Flutter 3.38.6 and the `engine.version` Bump: Reproducible Builds Get Easier (If You Pin It)
Flutter 3.38.6 bumped engine.version, and that matters for reproducible builds. Learn how to pin the SDK in CI, avoid engine drift, and diagnose 'what changed' when builds break with no code changes.
Flutter 3.38.6 landed with an “engine.version bump” release entry, and that small phrase matters more than it looks. If your CI builds have ever drifted because one machine picked a slightly different engine artifact, pinning becomes the difference between “it works” and “we can reproduce this build next week”.
Release entry: https://github.com/flutter/flutter/releases/tag/3.38.6
engine.version is the hidden pin behind the SDK
When you run flutter --version, you are not just picking a framework version. You are implicitly selecting a specific engine revision, and that revision controls:
- Skia and rendering behavior
- Platform embedder changes
- Tooling behavior that depends on engine artifacts
An update to engine.version is Flutter saying: “this SDK tag maps to this engine revision”. In other words, it is a reproducibility signal, not just a chore for the release process.
Pin Flutter 3.38.6 in CI the boring way
The boring way is the best way: use a version manager and commit the version you want.
If you use FVM, pin Flutter explicitly and make CI fail if it drifts:
# One-time on your machine
fvm install 3.38.6
fvm use 3.38.6 --force
# In CI (example: verify the version)
fvm flutter --version
If you are not using FVM, the important idea is the same: do not let “whatever is installed on the runner” decide your engine. Install Flutter 3.38.6 as part of the pipeline, cache it, and print flutter --version in the logs so you can diagnose drift.

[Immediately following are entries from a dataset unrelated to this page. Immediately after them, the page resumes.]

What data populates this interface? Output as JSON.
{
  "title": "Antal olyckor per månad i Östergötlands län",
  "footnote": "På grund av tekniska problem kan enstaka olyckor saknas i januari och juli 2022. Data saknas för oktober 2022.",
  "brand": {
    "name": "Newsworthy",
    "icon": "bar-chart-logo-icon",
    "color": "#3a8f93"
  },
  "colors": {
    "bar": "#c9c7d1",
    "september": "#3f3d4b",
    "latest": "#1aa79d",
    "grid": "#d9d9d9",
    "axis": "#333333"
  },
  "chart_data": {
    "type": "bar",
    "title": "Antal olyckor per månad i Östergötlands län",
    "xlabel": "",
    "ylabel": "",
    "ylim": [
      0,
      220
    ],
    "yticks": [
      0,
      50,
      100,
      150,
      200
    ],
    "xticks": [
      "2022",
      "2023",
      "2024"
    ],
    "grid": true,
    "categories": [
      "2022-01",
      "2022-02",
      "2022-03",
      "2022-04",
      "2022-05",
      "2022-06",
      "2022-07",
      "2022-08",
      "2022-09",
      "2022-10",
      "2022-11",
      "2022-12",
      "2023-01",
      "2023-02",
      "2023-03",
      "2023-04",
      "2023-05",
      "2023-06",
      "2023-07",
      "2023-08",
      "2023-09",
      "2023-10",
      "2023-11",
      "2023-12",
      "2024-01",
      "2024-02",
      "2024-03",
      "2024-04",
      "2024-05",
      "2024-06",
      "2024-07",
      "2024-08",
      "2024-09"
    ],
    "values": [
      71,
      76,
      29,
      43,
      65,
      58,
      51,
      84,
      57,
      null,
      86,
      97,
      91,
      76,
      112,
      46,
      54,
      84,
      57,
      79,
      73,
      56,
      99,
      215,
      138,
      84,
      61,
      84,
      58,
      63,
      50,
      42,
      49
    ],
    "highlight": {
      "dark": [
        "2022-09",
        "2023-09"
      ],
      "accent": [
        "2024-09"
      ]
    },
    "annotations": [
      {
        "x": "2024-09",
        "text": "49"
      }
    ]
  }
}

The “why did my build change” checklist
When a Flutter build changes with no code changes, I check this order:
- Flutter SDK tag: are we still on 3.38.6?
- Engine revision: does
flutter --version -vshow the same engine commit? - Dart version: SDK drift can change analyzer and runtime behavior.
- Build environment: Xcode/Android Gradle Plugin versions can create differences.
The reason I like calling out engine.version is that it makes the second bullet actionable. Once you treat the Flutter SDK as an immutable input, the rest of the pipeline gets easier to reason about.
If you maintain multiple apps, make the pin visible. A README snippet or a CI check that verifies Flutter 3.38.6 is cheap, and it saves hours the first time someone asks: “what changed?”.